В одной из теплушек еще не спали. Сидели вокруг накаленной, прямо-таки вишневой «буржуйки» и, как всегда, спорили.
— А я кажу — он из самых-самых бедняков! — убеждал Карпушонок. — А то чего бы ему за нас стараться?
Матрос Володя надменно улыбнулся.
— Глупое и даже примитивное рассуждение. Если хочешь знать, он был единственный наследник миллионного богатства… Но он отрекся от него. Сменял это золото на железо арестантских кандалов…
В двери показалось лицо Амелина. Ему сейчас не хотелось идти к себе.
— Вот с кем бы я хотел поговорить, — продолжал свою речь матрос. — Поговорить, поспорить о разных идеалах… Я его уважаю как очень великого человека.
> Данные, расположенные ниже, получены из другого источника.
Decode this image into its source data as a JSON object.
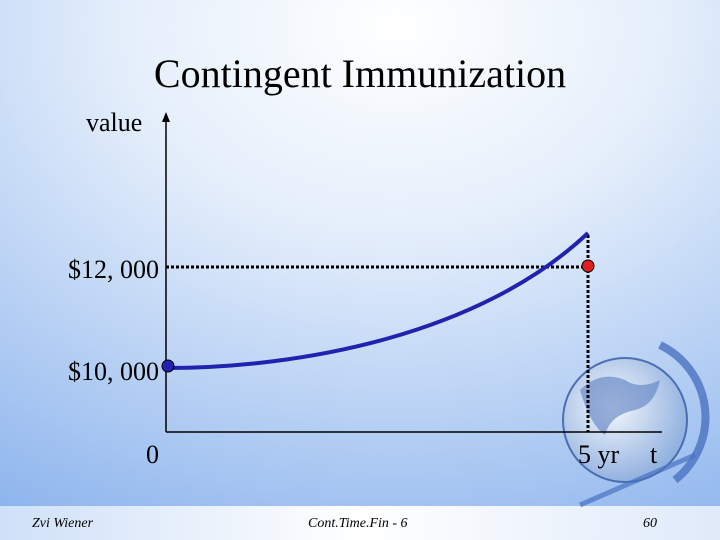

— Кого это? — спросил комиссар, влезая в теплушку.
— Товарища Ульянова-Ленина… Но ко всей твоей партии и лично к тебе это не относится, — предупредил Володя. — Я продолжаю ехать на платформе анархизма.
— Комиссар! Ты питерский… Ты до Ленина доходил? — спросили из темноты.
— Не пришлось, — смущенно признался комиссар.
— Я если товарища Ленина увижу, я ему сразу пожалюсь, — сказал солдат Мясоедов. — Так, мол, и так, питают нас слабо.
— Мясоед! Ты знаешь, зачем у человека два ухи? — сердито спросил эстонец Уно.
— Ну? — сказал Мясоедов и на всякий случай отодвинулся.
— Затем, чтоб удобней отвинтить ему голову. Если он булькает всякую глупость.
У самой печки сидел бородач Камышов и занимался делом: плавил в жестянке из-под консервов олово — отливать ложку Он тоже вступил в разговор:
— А я, если бы с Владимиром Ильичем повстречался, ничего бы с ним не спорил, не просил… Но я бы с ним обязательно поздоровкался… За ручку.
— Зачем?
— Ни за чем… Чтоб от сердца к сердцу ниточка протянулась.
Присяга
В хороший весенний день 1918 года первые отряды РККА принимали присягу в Москве, на Красной площади.
Серо-зелеными прямоугольниками, лицом к кремлевской стене, замерли полки и батальоны — замерли в полной, совершенной тишине. Микрофонов не было, и такая тишина требовалась для того, чтобы услышать голос Ленина.
Председатель Совнаркома РСФСР вместе с другими членами правительства стоял на трибуне и читал своим немного картавым решительным голосом:
— Я, сын трудового народа, гражданин Советской Республики, принимаю на себя звание воина рабочей и крестьянской армии…
— Я, сын трудового народа, гражданин Советской Республики, принимаю на себя звание воина, — прогудело над площадью. Это красноармейцы повторяли вслед за Лениным первые слова торжественного обещания.
— Я обязуюсь строго и неуклонно соблюдать революционную дисциплину и беспрекословно выполнять все приказы командиров, — продолжал читать Ленин.
— Я обязуюсь строго и неуклонно соблюдать революционную дисциплину, — гулко повторила площадь.